Kasabanın merkezindeki bu otel, bir zamanlar Rumlara ait bir konaktır. Yunan işgali sırasında zarar görmeyen ender yapılardan biri olan bu bina, sonraları el değiştirerek otele dönüştürülür. Zebercet bu otelde dünyaya gelmiş, otelin rutubetli duvarları arasında büyümüş, hayatını neredeyse hiç dışına çıkmadan burada geçirmiştir.


Zebercet’in hayattan soyutlanması, daha anne karnındayken başlar. Yedi aylık doğdugunu söylemiştik; bu erken geliş, sanki onun suçuymuş gibi sabırsızlıkla yaftalanmasına neden olur. Hayatındaki ilk dışlanma budur. İkinci büyük soyutlanma ise bir oğlan çocuğunun yaşayabileceği en travmatik anlardan birinde, sünnet sırasında gerçekleşir. O anlarda ihtiyaç duyduğu teselli ve güveni verecek olan annesi, tam da bu dönemde hayata gözlerini yumar. Zebercet için ruhsal kırılmalar böylece başlar; benliği ilk sarsıntılarını yaşar.

Zamanla babasıyla birlikte Anayurt Oteli’ni işletmeye başlar. Ancak bu da gönüllü bir seçim değildir; ilkokulu bitirdikten sonra babası tarafından ortaokula gönderilmez. Hayat onun için erkenden kapanan kapılarla doludur. Yıllar geçer, askerlik gelir, gider. Fakat döndükten yalnızca iki ay sonra, bu kez de babası aniden ölür. Zebercet için bir kırılma daha...

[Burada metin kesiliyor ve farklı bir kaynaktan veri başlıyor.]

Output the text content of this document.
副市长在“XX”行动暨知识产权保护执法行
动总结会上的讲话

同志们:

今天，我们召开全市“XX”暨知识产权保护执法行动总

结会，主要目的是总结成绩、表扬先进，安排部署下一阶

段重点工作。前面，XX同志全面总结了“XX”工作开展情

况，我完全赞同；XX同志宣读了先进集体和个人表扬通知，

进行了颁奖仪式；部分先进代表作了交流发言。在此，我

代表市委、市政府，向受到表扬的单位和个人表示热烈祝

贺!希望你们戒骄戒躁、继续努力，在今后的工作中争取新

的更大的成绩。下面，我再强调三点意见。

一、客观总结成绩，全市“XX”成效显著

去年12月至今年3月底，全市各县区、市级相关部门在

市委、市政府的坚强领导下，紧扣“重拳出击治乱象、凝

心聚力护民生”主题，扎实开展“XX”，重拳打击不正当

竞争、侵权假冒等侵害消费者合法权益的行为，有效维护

Şimdi, sürekli başkalarının gelip geçtiği, ama yalnızca onun kaldığı bu otelde nasıl yaşanır? Anayurt Oteli’nin girişindeki eski tabela, ucunu toprağa göstererek bir yön belirler gibidir. Bu yön, sadece bir istikamet değil, belki de Zebercet’in yazgısına işaret eden karanlık bir metafordur.


Zamanla otele temizlik işlerine bakacak biri gerekir. Köyden, dayısı olduğunu söyleyen bir adamın elinden tutarak getirdiği, otuz beş yaşlarında Zeynep adında bir kadın çalışmaya başlar. Zeynep'in geçmişi de yaralıdır. Küçük yaşta anne ve babasını kaybetmiş, iki evlilik yapmış ama birinde “kız değil” diye, diğerinde ise “kısır” olduğu için geri gönderilmiştir. Dayısı, Zeynep’i teslim ederken “çok uyur, top atsan uyanmaz” der. Gerçekten de Zeynep geceleri derin uykulara dalar. Bir gece, Zebercet onun odasına girer, usulca yaklaşır, kadının uyanmasını ister gibi davranır. Zeynep ise uyku sersemi “Geldin mi dayı?” der.

Zebercet genellikle otelden dışarı çıkmaz. Zorunlu ihtiyaçları için kasabaya iner, işlerini halledip hızla döner. Bir sabah aynaya bakarken dudağının üstündeki bıyığı fark eder. “Dün bıyığım var mıydı acaba?” diye düşünür. Bu fark ediş, kimliğinden ve kendinden yabancılaşmasının simgesidir. O gün berbere gidip tıraş olur, "Şu bıyığımı da kesiver" der. Ardından yeni giysiler alır, kasabada vakit geçirir.

Tam bu süreçte otele, Ankara treniyle gelen alımlı, esmer bir kadın gelir. Yanında bir emekli subay da vardır. Bu kadın sadece bir gece kalır. Ancak o gece, Zebercet’in içinde büyük bir boşluğu uyandırır. Kadın gittikten sonra Zebercet, onun kaldığı odayı bozmadan bırakır. Onun döneceği umuduyla bekler, bekler... Gelmeyeceğini anladığında ise odaya kendi yerleşir. Kadının temas ettiği nesneler, nefes aldığı hava Zebercet için saplantılı bir anlam taşır artık.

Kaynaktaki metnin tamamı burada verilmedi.